Amortization: devolution to
the financial institution for the amount of a mortgage.
Annual Equivalent Rate (AER):
Interest is calculated taking into account the nominal interest rate,
commissions and the term of a mortgage.
Appraisal:
action by which it calculates the market value of a property. The expert
performs a specialist. It is the reference used by the financial institution to
grant the amount of the mortgage.
Aval: guarantee
payment to a third party offers to the financial institution in the event that
the holder of the mortgage does not pay the agreed quotas.
Book domain: the right of
action on the ownership of a property to a financial institution maintained
during the period of repayment of a mortgage.
Borrower: natural or legal
person who receives a capital for a period of time in exchange for anticipated
return with interest added.
Cancellation of a mortgage: advance payment
of part or all of the outstanding capital of a mortgage. Esta operación, generalmente, conlleva una comisión. This operation
usually involves a commission.
Capital amortized: amount of the
mortgage has already been returned to the financial institution.
Capital: amount granted
by financial institutions by way of excluding mortgage interest.
Capital overdue:amount of the
mortgage that has not yet been returned to the financial institution.
Commission cancellation: that the
financial institution amount charged to the owner of a mortgage as a result of
advance payment of part or all of the outstanding capital.
Commission on unpaid: amount that the finance charges for breaching the deadline set for
the payment of contributions.
Commission study: the amount
charged by the financial institution to analyze the specific situation of a
client before granting a mortgageCurrently, many financial institutions do not
charge this committee.
Differential: Percentage who
joins the value of the benchmark. It applies to mortgages of variable rate.
Example: Euríbor + 0.23%.
Euríbor: Type European
Interbank Offer. It is the benchmark most commonly used in transactions between
financial institutions.
Fee amortization: each of the
payments which are paid on a regular basis and reduce the capital outstanding.
Fee: each of the
periodic payments, usually monthly, which are paid to the financial institution
for repayment of a mortgage. It is comprised of a portion of interest and other
amortization of capital.
Grace period: moment in the
life of a mortgage in which they agreed with the financial institution to pay
interest only.
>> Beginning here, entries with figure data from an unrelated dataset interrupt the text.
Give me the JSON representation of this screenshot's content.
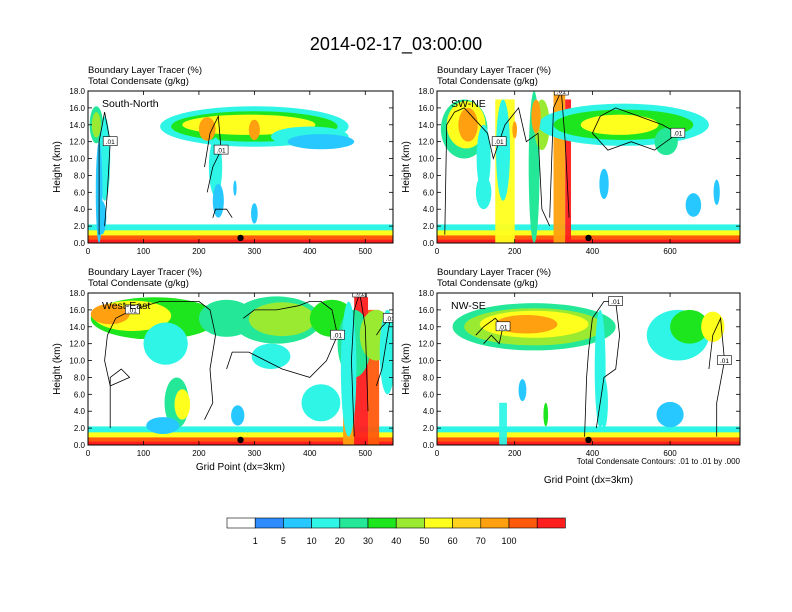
{
  "chart_data": [
    {
      "type": "heatmap",
      "panel_label": "South-North",
      "title_lines": [
        "Boundary Layer Tracer   (%)",
        "Total Condensate   (g/kg)"
      ],
      "ylabel": "Height (km)",
      "xlim": [
        0,
        550
      ],
      "ylim": [
        0,
        18
      ],
      "x_ticks": [
        "0",
        "100",
        "200",
        "300",
        "400",
        "500"
      ],
      "y_ticks": [
        "0.0",
        "2.0",
        "4.0",
        "6.0",
        "8.0",
        "10.0",
        "12.0",
        "14.0",
        "16.0",
        "18.0"
      ],
      "contour_labels": [
        ".01",
        ".01"
      ],
      "xlabel": ""
    },
    {
      "type": "heatmap",
      "panel_label": "SW-NE",
      "title_lines": [
        "Boundary Layer Tracer   (%)",
        "Total Condensate   (g/kg)"
      ],
      "ylabel": "Height (km)",
      "xlim": [
        0,
        780
      ],
      "ylim": [
        0,
        18
      ],
      "x_ticks": [
        "0",
        "200",
        "400",
        "600"
      ],
      "y_ticks": [
        "0.0",
        "2.0",
        "4.0",
        "6.0",
        "8.0",
        "10.0",
        "12.0",
        "14.0",
        "16.0",
        "18.0"
      ],
      "contour_labels": [
        ".01",
        ".01",
        ".01"
      ],
      "xlabel": ""
    },
    {
      "type": "heatmap",
      "panel_label": "West-East",
      "title_lines": [
        "Boundary Layer Tracer   (%)",
        "Total Condensate   (g/kg)"
      ],
      "ylabel": "Height (km)",
      "xlim": [
        0,
        550
      ],
      "ylim": [
        0,
        18
      ],
      "x_ticks": [
        "0",
        "100",
        "200",
        "300",
        "400",
        "500"
      ],
      "y_ticks": [
        "0.0",
        "2.0",
        "4.0",
        "6.0",
        "8.0",
        "10.0",
        "12.0",
        "14.0",
        "16.0",
        "18.0"
      ],
      "contour_labels": [
        ".01",
        ".01",
        ".01",
        ".01"
      ],
      "xlabel": "Grid Point (dx=3km)"
    },
    {
      "type": "heatmap",
      "panel_label": "NW-SE",
      "title_lines": [
        "Boundary Layer Tracer   (%)",
        "Total Condensate   (g/kg)"
      ],
      "ylabel": "Height (km)",
      "xlim": [
        0,
        780
      ],
      "ylim": [
        0,
        18
      ],
      "x_ticks": [
        "0",
        "200",
        "400",
        "600"
      ],
      "y_ticks": [
        "0.0",
        "2.0",
        "4.0",
        "6.0",
        "8.0",
        "10.0",
        "12.0",
        "14.0",
        "16.0",
        "18.0"
      ],
      "contour_labels": [
        ".01",
        ".01",
        ".01"
      ],
      "xlabel": "Grid Point (dx=3km)"
    }
  ],
  "figure": {
    "title": "2014-02-17_03:00:00",
    "contour_note": "Total Condensate Contours: .01 to .01 by .000"
  },
  "colorbar": {
    "labels": [
      "1",
      "5",
      "10",
      "20",
      "30",
      "40",
      "50",
      "60",
      "70",
      "100"
    ],
    "colors": [
      "#ffffff",
      "#2f8cff",
      "#27c8ff",
      "#2ef5e6",
      "#24e898",
      "#1ee61e",
      "#9bea32",
      "#ffff1e",
      "#ffd21e",
      "#ffa010",
      "#ff5a0c",
      "#ff1e1e"
    ]
  }
}
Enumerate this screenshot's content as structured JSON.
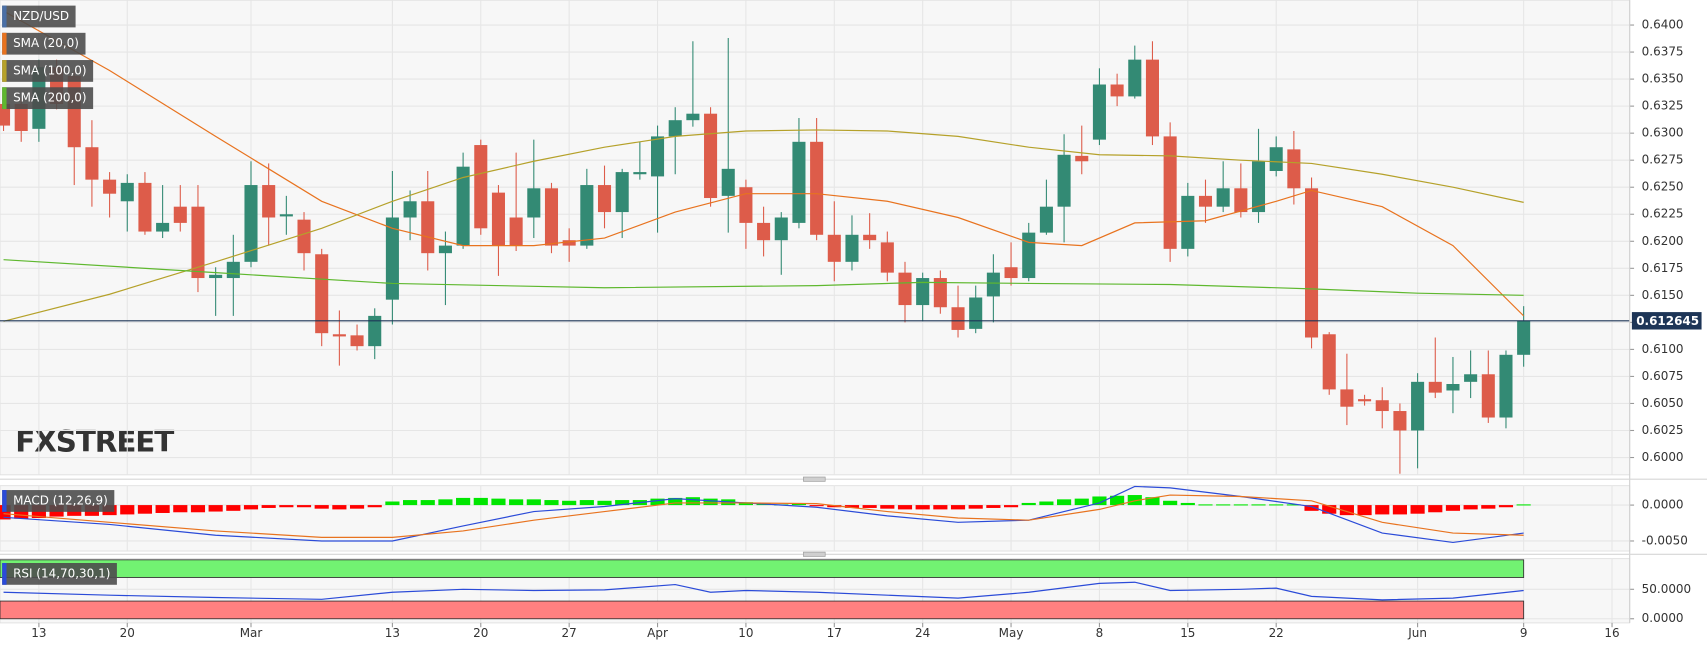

Exceptionally, granted grace periods in which not all are paid
interest.
Index: common indicator
for all financial institutions. It is used to express the value of interest
rates. The most commonly used is the Euríbor.
Interest rate fixed: interest that
remains unchanged throughout the life of the mortgage.
Interest rate: percentage applied to the principal of the mortgage is payable to
the financial institution. Also called nominal interest rate.
Interest rate variable: interest subject to
changes in interest rates.
Inheritance tax (IT):
tribute to be paid for the obligatory when you buy a second-hand property.
Oscila between 6% and 7% of the price marked on the script, depending on the
Autonomous Community.
Nominal interest rate: see interest rate.
Note simple: briefing paper
issued by the Property Register that reflects the status of charges, the owner,
attributes, location and description of a property.
Novación: modification of
the terms of the deed of a mortgage. This variation is done through a public
document.
Opening commission: amount that the
finance charge for the processing and management of a mortgage.
Payback period: marking time in
writing for a mortgage repayment of capital borrowed.
Provider: natural or legal
person who gives a capital for a period of time provided on the condition that
it be returned with a range of interests.
Rate: frequency with
which updates the interest rate on a mortgage. Suele ser semestral o anual. Often half-yearly or annually.
Relevance: amount
calculated at the interest rate and paid by that concept to the financial
institution.
Roof: maximum
contribution that a customer is able to pay based on their income and according
to the criteria of the financial institution. Generally, does not exceed 35% or
45% of the income of an individual, including the contributions of other loans.
Sale price: the amount that
is required to pay for the purchase of a building.
Subrogation: change in the mortgage of a
financial institution to another whose conditions are consistent, more
appropriate to the client's needs.
Generally involves paying a
commission.
Type of reference: see index.
Value Added Tax (VAT):
obligatory tribute to be paid to purchase a new property. Up to 7% of the price
marked on the script.
Value pricing: amount
established by an expert specializing depending on the type of property.It
represents the theoretical market value.